I will convey your solidarity message to Korea from this meeting, from communists and progressive parties in Britain. We will continue to support each other, struggle together against our enemies and we will win in close collaboration and in comradeship.
The Americans and the reactionary forces in the world are combining together to attack our Republic, but we do not feel isolated, afraid or worried about that. Everyone in Korea is very united. Our Party emphasises the single-hearted unity between the Party, the popular masses and the leader. Now we also emphasise the role of the Army since it is a very organised and disciplined force with which we can protect our society. The single-minded unity of all these four is stronger than our opponents’ weapons. Relying on this unity, we will fight and win against imperialism. In fact this unity of purpose and self-reliance also enables us to strengthen our defences and produce nuclear weapons.
In conclusion comrades I am pleased that we have here tonight comrades who have visited my country recently and will be able to explain in their own words, with their own analysis, what they have seen with their own eyes in Korea and so help all of you to understand more about what we are fighting to defend.
Other contributions
Dermot Hudson (Juche Study Group) pointed out that by declaring that it will carry out a nuclear test the DPRK had delivered a telling blow to US imperialism. All must realise that you can only defend your country by use of force as the history of the Korean War, the Vietnamese War and many other struggles have demonstrated.

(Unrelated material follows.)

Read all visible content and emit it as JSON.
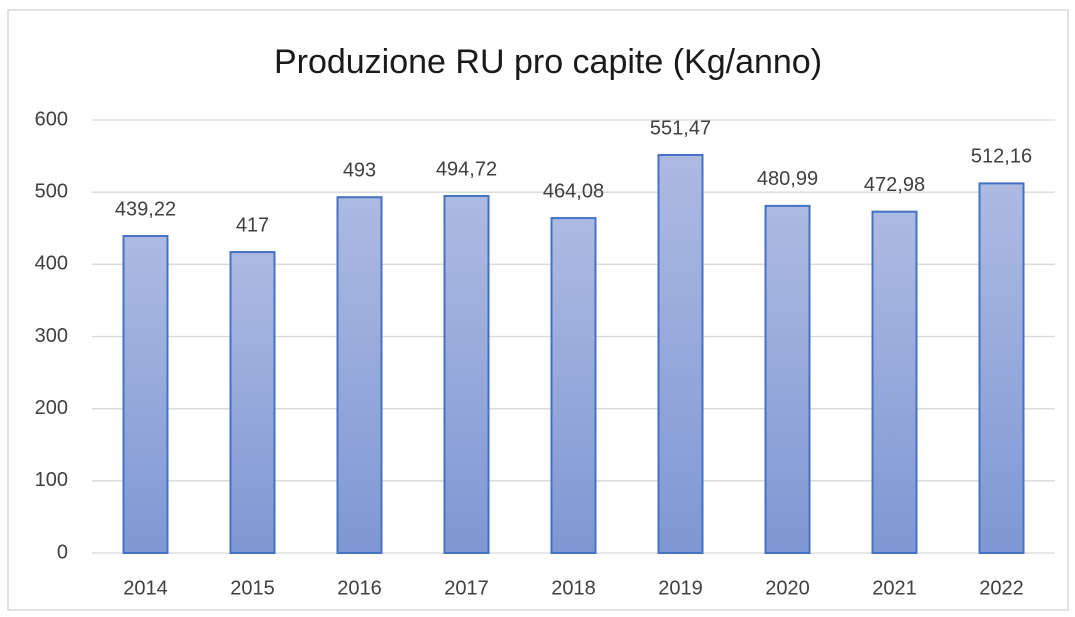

Ella Rule (CPGB-ML) urged that we should learn from the Korean experience to create anti-imperialist unity between different organisations.

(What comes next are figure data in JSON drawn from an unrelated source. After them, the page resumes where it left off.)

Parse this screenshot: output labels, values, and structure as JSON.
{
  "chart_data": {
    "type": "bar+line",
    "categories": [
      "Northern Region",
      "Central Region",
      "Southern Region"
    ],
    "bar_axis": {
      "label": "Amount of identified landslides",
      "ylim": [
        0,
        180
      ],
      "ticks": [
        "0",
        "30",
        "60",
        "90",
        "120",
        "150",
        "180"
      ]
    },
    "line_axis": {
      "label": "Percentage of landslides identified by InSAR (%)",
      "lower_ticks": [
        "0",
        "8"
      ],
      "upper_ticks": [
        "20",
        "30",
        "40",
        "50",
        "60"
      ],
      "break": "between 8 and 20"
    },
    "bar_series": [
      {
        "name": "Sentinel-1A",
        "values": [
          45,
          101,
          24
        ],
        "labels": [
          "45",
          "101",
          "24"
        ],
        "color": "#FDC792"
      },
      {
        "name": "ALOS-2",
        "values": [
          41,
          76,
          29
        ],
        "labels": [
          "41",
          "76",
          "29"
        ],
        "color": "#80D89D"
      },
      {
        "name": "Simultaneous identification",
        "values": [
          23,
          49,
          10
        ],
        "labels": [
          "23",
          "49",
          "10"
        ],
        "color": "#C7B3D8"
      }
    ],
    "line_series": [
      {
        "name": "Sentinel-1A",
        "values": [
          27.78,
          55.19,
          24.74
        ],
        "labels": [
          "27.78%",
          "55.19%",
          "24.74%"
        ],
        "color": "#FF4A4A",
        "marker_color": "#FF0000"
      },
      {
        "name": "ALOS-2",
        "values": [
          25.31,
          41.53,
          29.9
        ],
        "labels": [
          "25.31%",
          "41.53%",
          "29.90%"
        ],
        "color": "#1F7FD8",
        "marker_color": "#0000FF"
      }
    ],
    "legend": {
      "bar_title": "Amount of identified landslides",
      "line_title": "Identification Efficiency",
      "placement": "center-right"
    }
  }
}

Godfrey Cremer reported on the recent inspiring visit made by a CPGB-ML delegation to DPRK, of which he was a member.
Resolution
This meeting expressed its full support for the DPRK’s decision and its sovereign right to engage in nuclear testing.
We resolutely condemn the outrageous behaviour of US imperialism that has forced the DPRK to divert its precious resources into building up its defence capability recognising that the DPRK is a peace-loving country with no other desire than to use these resources further to improve the lives of its citizens and not for military purposes.
Regrettably, US imperialism and its allies ever since the DPRK came into existence have wanted to destroy the DPRK and its socialist system and to replace its regime with a puppet regime compliant to the wishes and demands of imperialism. In recent years efforts by US imperialism forcibly to stamp out the DPRK have redoubled in intensity, with the US aggressive policy of economic sanctions, military threats, diplomatic bullying and build up of nuclear warheads in the south and the seas around the Korean peninsula.
Furthermore, the wars of aggression waged by US imperialism and its allies, especially against Iraq and Afghanistan, have proved beyond a doubt that to have only weak defences against an imperialist enemy is to invite war.
We recognise therefore that in the hands of a socialist country, or any country seeking to assert its independence of imperialism, nuclear weapons are an instrument not of war but of peace.
We call upon the imperialist powers, and in particular US imperialism, to destroy all their nuclear arsenal and commit to a total nuclear ban in order to start the process of global denuclearisation.